Alla kermesse politica di Fratelli d’Italia, presso l’hotel di Brancaccio, anche il Presidente della Regione Siciliana, Nello Musumeci che, ormai da settimane, lancia invettive e strali, forse per togliersi qualche sassolino dalle scarpe, dopo aver capito di non essere più gradito come candidato del centro-destra, alle prossime elezioni regionali.
“Si può fare antimafia, parlando sempre di mafia, ma in maniera strumentale e noi in Sicilia abbiamo una fabbrica importante, quella dell’antimafia strumentale, che non conosce crisi e che lavora da decenni, sfornando prodotti più o meno discutibili” ha dichiarato il Presidente dellaMusumeci. “Sono sempre stato diffidente nei confronti di chi, dalla mattina alla sera, si batte il pugno al petto parlando sempre di antimafia. Pericolosi, perché non si limitano a parlare di antimafia, pericolosi perché fanno la lista dei buoni e dei cattivi, pericolosi, perché si ergono ad essere dotati di superiorità genetica, pericolosi perché fanno gli anti- mafiosi per mestiere, pericolosi perché si auto-accreditano. Una sorta di passaporto che consente loro di superare le criticità della vita e di essere accreditati in tutti gli ambienti. Questa parabola, per molti dei professionisti dell’antimafia, è durata poco e si è conclusa nelle aule giudiziarie e sulle pagine della cronaca giudiziaria o della cronaca nera, perché erano mestieranti di antimafia e il più pulito aveva la rogna!”.
“Borsellino fu uno di quei magistrati che venne lasciato da solo, Falcone venne lasciato da solo, Dalla Chiesa fu uno di quei servitori dello Stato che venne lasciato da solo” ha continuato Musumeci. “E quando un bersaglio viene lasciato da solo, si fa passare il messaggio che quel bersaglio non è più protetto.
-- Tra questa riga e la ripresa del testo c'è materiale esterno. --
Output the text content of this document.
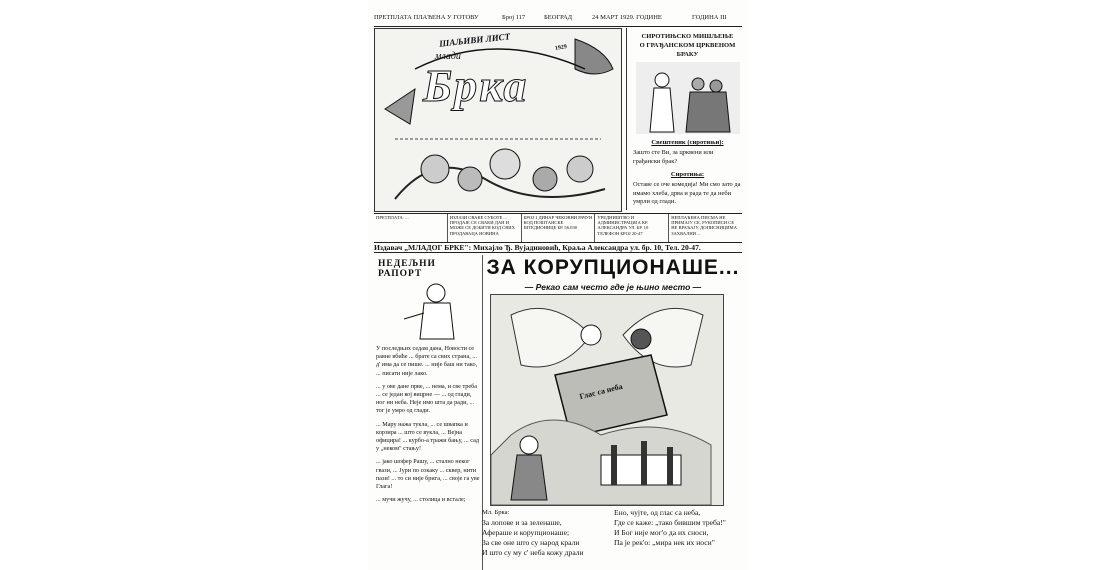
ПРЕТПЛАТА ПЛАЋЕНА У ГОТОВУ	Број 117	БЕОГРАД	24 МАРТ 1929. ГОДИНЕ	ГОДИНА III
ШАЉИВИ ЛИСТ
млади
Брка
1929
СИРОТИЊСКО МИШЉЕЊЕ
О ГРАЂАНСКОМ ЦРКВЕНОМ БРАКУ
Свештеник (сиротињи):
Зашто сте Ви, за црквени или грађански брак?
Сиротиња:
Оставе се оче комедија! Ми смо зато да имамо хлеба, дрва и рада те да неби умрли од глади.
ПРЕТПЛАТА: ...	ИЗЛАЗИ СВАКЕ СУБОТЕ ... ПРОДАЈЕ СЕ СВАКИ ДАН И МОЖЕ СЕ ДОБИТИ КОД СВИХ ПРОДАВАЦА НОВИНА
БРОЈ 1 ДИНАР ЧЕКОВНИ РАЧУН КОД ПОШТАНСКЕ ШТЕДИОНИЦЕ БР. 56.030
УРЕДНИШТВО И АДМИНИСТРАЦИЈА КР. АЛЕКСАНДРА УЛ. БР. 10 ТЕЛЕФОН БРОЈ 20-47
НЕПЛАЋЕНА ПИСМА НЕ ПРИМАЈУ СЕ, РУКОПИСИ СЕ НЕ ВРАЋАЈУ, ДОПИСНИЦИМА ЗАХВАЛНИ ...
Издавач „МЛАДОГ БРКЕ": Михајло Ђ. Вујадиновић, Краља Александра ул. бр. 10, Тел. 20-47.
НЕДЕЉНИ РАПОРТ

У последњих седам дана, Новости се равне вбиће ... брате са свих страна, ... д' има да се пише. ... није баш ни тако, ... писати није лако.

... у ове дане прве, ... нема, и све треба ... се један кој вицрне — ... од глади, ног ни неба. Неје имо шта да ради, ... тог је умро од глади.

... Мару нажа тукла, ... се швапка и корзира ... што се вукла, ... Вејна официра! ... курбо-а тражи бању, ... сад у „неком" стању!

... јако шофер Рашу, ... стално неког гвази, ... Јури по сокаку ... сквер, нити пази! ... то си није брига, ... своје га уве Глага!

... мучи жучу, ... столица и встале;

ЗА КОРУПЦИОНАШЕ...
— Рекао сам често где је њино место —
Глас са неба
Мл. Брка:
За лопове и за зеленаше,
Афераше и корупционаше;
За све оне што су народ крали
И што су му с' неба кожу драли
Ено, чујте, од глас са неба,
Где се каже: „тако бившим треба!"
И Бог није мог'о да их сноси,
Па је рек'о: „мира нек их носи"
Diventa un facile bersaglio. Non è questo il luogo in cui bisogna indagare sui tanti punti oscuri che, forse, nessun’altra commissione di inchiesta potrà rivelare, perché forse non è troppo di interesse scavare su questo fronte. Ma certamente la storia di questa città, la storia di questa regione sul fronte antimafia è fatta da tanti tradimenti, da tante colpevoli distrazioni da parte di chi, invece, avrebbe dovuto a lungo e costantemente vigilare. In una terra come la Sicilia, in una città come Palermo, nulla è scontato, da 70 anni in Sicilia il confine fra politica e mafia non è stato mai nitido, mai indefinito come in questi ultimi cinque anni”.